En 1830 l'établissement reçut sa première médaille d'or (Exposition de
Bruxelles de 1835). En 1840, la raison sociale changea et devint la
firme Clermont-Berden et Compagnie.
Les associés commanditaires de M. Lichtenthal lui laissèrent la
direction de la fabrication. Enfin, en 1842, le départ imprévu de M.
Lichtenthal pour l'étranger amena la dissolution de la société, laquelle
se reconstitua immédiatement sous le titre de société François Berden et
Compagnie.
Redire ici tous les progrès que la manufacture Berden accomplit dans ces
35 dernières années; tous les brévets de perfectionnement qu'elle obtint
; le grand nombre de médailles et de récompenses de premier rang qu'elle
remporta; comment, par un travail assidu et persévérant, elle réussit à
construire des pianos-buffet qui sont de vrais chefs-d'œuvre et n'ont à
craindre la concurrence d'aucun établissement d'Europe, nous paraît
chose inutile.
Quel est le virtuose, quel est le professeur qui n'ait
attesté les mérites de ces instruments?
Nous n'avons nullement pour but, en écrivant ces lignes, de déprécier
d'autres établissements belges de grande valeur, mais nous n'aurions pas
de patriotisme si, au moment où M. François Berden se retire de la
fabrication, nous ne consacrions un article à l'homme intelligent et
modeste qui a étendu au loin la renommée de notre pays.
Depuis 1855 ou 1856, M. Berden s'appliqua à la construction de pianos
destinés à supporter les longs voyages et les climats des tropiques.

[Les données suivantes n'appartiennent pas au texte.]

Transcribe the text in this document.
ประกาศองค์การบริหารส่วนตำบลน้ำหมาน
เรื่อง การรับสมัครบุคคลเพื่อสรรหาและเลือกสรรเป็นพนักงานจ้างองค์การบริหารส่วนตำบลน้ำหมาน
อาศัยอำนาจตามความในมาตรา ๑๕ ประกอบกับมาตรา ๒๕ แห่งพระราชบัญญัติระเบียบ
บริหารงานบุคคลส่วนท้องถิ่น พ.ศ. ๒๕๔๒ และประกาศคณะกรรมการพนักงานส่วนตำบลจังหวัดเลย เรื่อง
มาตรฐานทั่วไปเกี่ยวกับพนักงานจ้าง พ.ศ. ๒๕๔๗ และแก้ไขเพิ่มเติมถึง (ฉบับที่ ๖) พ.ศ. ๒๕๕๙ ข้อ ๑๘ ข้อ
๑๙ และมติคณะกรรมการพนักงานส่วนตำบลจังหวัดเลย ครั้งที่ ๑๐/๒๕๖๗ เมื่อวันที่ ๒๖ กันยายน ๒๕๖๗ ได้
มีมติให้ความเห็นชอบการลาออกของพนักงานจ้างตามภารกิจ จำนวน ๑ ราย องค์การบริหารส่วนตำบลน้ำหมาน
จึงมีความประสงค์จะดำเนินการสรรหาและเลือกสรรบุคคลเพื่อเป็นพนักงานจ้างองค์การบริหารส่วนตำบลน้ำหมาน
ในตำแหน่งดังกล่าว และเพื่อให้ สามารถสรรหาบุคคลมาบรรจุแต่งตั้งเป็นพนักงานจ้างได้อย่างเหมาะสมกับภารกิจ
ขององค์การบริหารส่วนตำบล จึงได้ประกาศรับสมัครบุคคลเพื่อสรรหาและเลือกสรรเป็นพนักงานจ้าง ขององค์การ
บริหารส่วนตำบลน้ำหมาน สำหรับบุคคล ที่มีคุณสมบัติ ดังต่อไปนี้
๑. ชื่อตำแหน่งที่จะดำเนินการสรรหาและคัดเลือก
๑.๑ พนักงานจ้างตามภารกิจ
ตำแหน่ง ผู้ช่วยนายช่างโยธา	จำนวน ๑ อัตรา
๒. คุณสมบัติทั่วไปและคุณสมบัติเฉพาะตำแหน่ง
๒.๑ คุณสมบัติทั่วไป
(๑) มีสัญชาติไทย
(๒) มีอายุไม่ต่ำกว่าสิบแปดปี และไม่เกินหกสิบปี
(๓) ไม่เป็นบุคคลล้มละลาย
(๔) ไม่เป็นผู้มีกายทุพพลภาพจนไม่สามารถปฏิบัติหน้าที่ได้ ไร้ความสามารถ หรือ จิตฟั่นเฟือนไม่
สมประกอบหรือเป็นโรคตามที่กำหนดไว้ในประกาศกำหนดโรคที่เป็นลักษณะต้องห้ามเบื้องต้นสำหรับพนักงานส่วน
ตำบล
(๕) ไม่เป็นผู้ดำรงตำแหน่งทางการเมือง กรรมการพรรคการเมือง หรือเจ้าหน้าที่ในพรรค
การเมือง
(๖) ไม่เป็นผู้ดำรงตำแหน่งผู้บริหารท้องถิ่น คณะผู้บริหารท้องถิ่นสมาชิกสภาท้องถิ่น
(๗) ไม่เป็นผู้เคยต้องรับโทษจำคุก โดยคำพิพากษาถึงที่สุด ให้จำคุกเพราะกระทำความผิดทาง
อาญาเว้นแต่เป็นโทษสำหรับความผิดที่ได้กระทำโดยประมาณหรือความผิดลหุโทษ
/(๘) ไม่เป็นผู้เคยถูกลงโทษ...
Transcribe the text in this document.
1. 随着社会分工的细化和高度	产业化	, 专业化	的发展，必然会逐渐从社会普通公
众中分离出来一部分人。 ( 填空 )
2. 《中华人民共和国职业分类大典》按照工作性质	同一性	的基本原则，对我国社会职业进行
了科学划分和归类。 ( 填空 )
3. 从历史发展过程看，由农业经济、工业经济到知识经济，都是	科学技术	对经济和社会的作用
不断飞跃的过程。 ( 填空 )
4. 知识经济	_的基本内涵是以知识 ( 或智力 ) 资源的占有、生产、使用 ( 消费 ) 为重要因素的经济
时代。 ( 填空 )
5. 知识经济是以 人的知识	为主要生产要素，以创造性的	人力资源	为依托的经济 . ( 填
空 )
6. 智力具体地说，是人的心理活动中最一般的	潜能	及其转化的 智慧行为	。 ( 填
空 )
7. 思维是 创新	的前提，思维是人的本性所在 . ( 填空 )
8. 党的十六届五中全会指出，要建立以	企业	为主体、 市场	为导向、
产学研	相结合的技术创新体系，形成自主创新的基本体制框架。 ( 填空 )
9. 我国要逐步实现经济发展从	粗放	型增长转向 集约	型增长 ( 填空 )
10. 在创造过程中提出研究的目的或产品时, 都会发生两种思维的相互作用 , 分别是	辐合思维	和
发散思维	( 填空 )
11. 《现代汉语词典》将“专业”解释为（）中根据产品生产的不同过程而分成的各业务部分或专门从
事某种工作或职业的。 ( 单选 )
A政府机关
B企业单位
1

Ce
que bien peu de nos amateurs et de nos artistes savent, c'est que son
établissement a une clientelle toute faite à Java, Sumatra, aux Célèbes,
aux Philippines, au Mexique, à la Plata, au Brésil.
Depuis l'obtention, par M. Berden, de la Prize Medal à l'Exposition
universelle de 1862 à Londres, il s'est établi également en Angleterre
un écoulement régulier de ses instruments. J'ose dire que dans ces
divers pays les pianos Berden jouissent d'une renommée aussi
incontestable que la considération dont la maison et son chef sont
entourés en Belgique.
Mais aussi, il faut le remarquer, les manières d'agir du facteur, ses
relations bien veillantes avec tous les artistes, sa probité parfaite,
ses procédés loyaux, et — ce qui ne gâte rien — sa grande modestie, lui
ont créé un vaste réseau d'amitiés solides, de justes et de légitimes
dévouements. Je ne me trompe point en disant ici que je suis l'organe de
tous ceux qui, depuis 40 ans, ont traité avec lui. M. Berden n'a pas un
seul ennemi. Il n'en a jamais eu.
Au moment où je termine cettte note, échoit encore à l'établissement une
nouvelle et brillante distinction à Utrecht. C'est au moins le vingt
cinquième diplôme depuis 1842.
Le grand nombre de commandes que reçoit la maison-Berden, a forcé depuis
1868 les chefs de la fabrication à imaginer des moyens mécaniques pour
multiplier et hâter les livraisons. L'établissement en est arrivé
aujourd'hui a pouvoir produire, dans ses splendides ateliers d'Ixelles,
plus de 800 pianos par an !
Avais-je raison de dire qu'une pareille manufacture fait honneur à la
Belgique et mérite une mention spéciale dans notre Revue musicale ?"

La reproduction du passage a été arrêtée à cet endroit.